In a letter Thursday to Susan Eckerly, senior vice president of public policy at the National Federation of Independent Business, IRS deputy commissioner for services and enforcement Steven T. Miller, wrote that no reconciliation would be required on 2012 business tax forms such as the 1120 nor in future years. The IRS had earlier said only that no reconciliation would be required on 2011 income tax returns.

“Thank you for your January 18, 2012, letter concerning proposals that Forms 1120 and other business income tax forms require a reconciliation of gross receipts and merchant card transactions,” he wrote. “As you know, we announced in October that no reconciliation is required on the 2011 income tax returns. In your letter, you raised whether we would require reconciliation for future years and outlined potential business impacts if we pursued such reconciliation.

“This is to confirm what I stated in our recent meeting with your organization and other industry representatives,” Miller added. “There will be no reconciliation required on the 2012 form, nor do we intend to require reconciliation in future years. Our intention is that the reporting of gross receipts and sales on the 2012 income tax forms will be modeled on the 2010 income tax forms. No other changes to these forms related to payment card reporting are contemplated.”

The Housing and Economic Recovery Act of 2008 requires the IRS to begin collecting a 1099-K this year from third-party payment entities, such as credit card companies, for merchant card transactions, such as credit and debit card payments. The 1099-K will show all credit transactions within a merchant’s business for the previous year if they exceed either $20,000 or 200 transactions for the calendar year.

A pair of lawmakers, Rep. Aaron Schock, R-Ill., and Bobby Schilling, R-Ill., recently introduced legislation in Congress to prohibit Congress from implementing the new tax-reporting requirement for small businesses to reconcile their 1099-K reports from outside providers such as credit card companies with their own internal records (see Lawmakers Introduce Bill to Limit 1099-K ‘Overreach’).
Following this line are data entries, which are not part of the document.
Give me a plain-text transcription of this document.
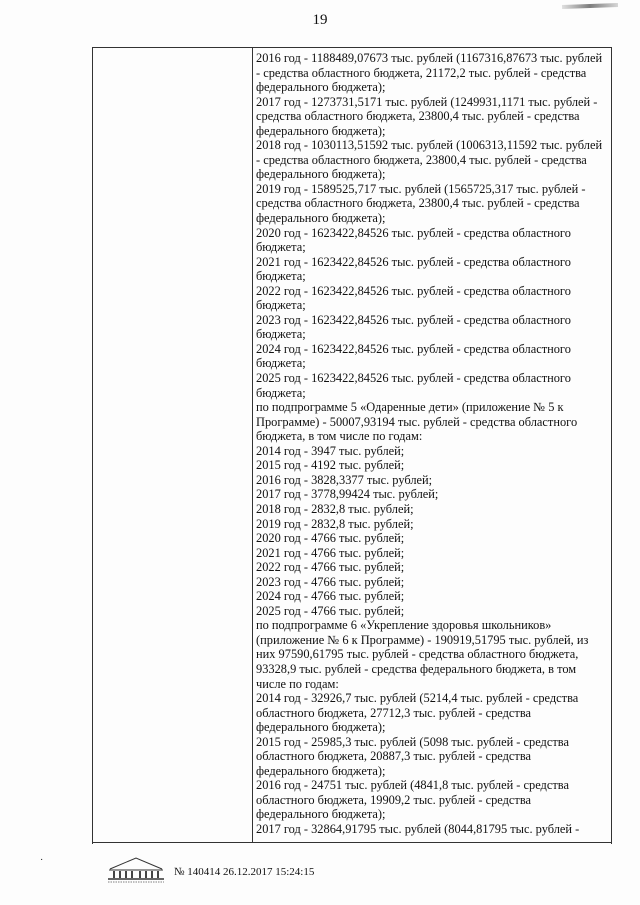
19

2016 год - 1188489,07673 тыс. рублей (1167316,87673 тыс. рублей - средства областного бюджета, 21172,2 тыс. рублей - средства федерального бюджета);

2017 год - 1273731,5171 тыс. рублей (1249931,1171 тыс. рублей - средства областного бюджета, 23800,4 тыс. рублей - средства федерального бюджета);

2018 год - 1030113,51592 тыс. рублей (1006313,11592 тыс. рублей - средства областного бюджета, 23800,4 тыс. рублей - средства федерального бюджета);

2019 год - 1589525,717 тыс. рублей (1565725,317 тыс. рублей - средства областного бюджета, 23800,4 тыс. рублей - средства федерального бюджета);

2020 год - 1623422,84526 тыс. рублей - средства областного бюджета;

2021 год - 1623422,84526 тыс. рублей - средства областного бюджета;

2022 год - 1623422,84526 тыс. рублей - средства областного бюджета;

2023 год - 1623422,84526 тыс. рублей - средства областного бюджета;

2024 год - 1623422,84526 тыс. рублей - средства областного бюджета;

2025 год - 1623422,84526 тыс. рублей - средства областного бюджета;

по подпрограмме 5 «Одаренные дети» (приложение № 5 к Программе) - 50007,93194 тыс. рублей - средства областного бюджета, в том числе по годам:

2014 год - 3947 тыс. рублей;

2015 год - 4192 тыс. рублей;

2016 год - 3828,3377 тыс. рублей;

2017 год - 3778,99424 тыс. рублей;

2018 год - 2832,8 тыс. рублей;

2019 год - 2832,8 тыс. рублей;

2020 год - 4766 тыс. рублей;

2021 год - 4766 тыс. рублей;

2022 год - 4766 тыс. рублей;

2023 год - 4766 тыс. рублей;

2024 год - 4766 тыс. рублей;

2025 год - 4766 тыс. рублей;

по подпрограмме 6 «Укрепление здоровья школьников» (приложение № 6 к Программе) - 190919,51795 тыс. рублей, из них 97590,61795 тыс. рублей - средства областного бюджета, 93328,9 тыс. рублей - средства федерального бюджета, в том числе по годам:

2014 год - 32926,7 тыс. рублей (5214,4 тыс. рублей - средства областного бюджета, 27712,3 тыс. рублей - средства федерального бюджета);

2015 год - 25985,3 тыс. рублей (5098 тыс. рублей - средства областного бюджета, 20887,3 тыс. рублей - средства федерального бюджета);

2016 год - 24751 тыс. рублей (4841,8 тыс. рублей - средства областного бюджета, 19909,2 тыс. рублей - средства федерального бюджета);

2017 год - 32864,91795 тыс. рублей (8044,81795 тыс. рублей -

·
№ 140414 26.12.2017 15:24:15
The IRS decision appears to address the lawmakers’ concerns, as well as those of the NFIB. The NFIB and other business advocates won a similar victory last year when Congress repealed the expanded 1099-MISC reporting requirements in the Affordable Care Act and the Small Business Jobs Act that would have required businesses to report their transactions with other vendors if they exceeded $600 per calendar year (see President Signs 1099 Repeal into Law).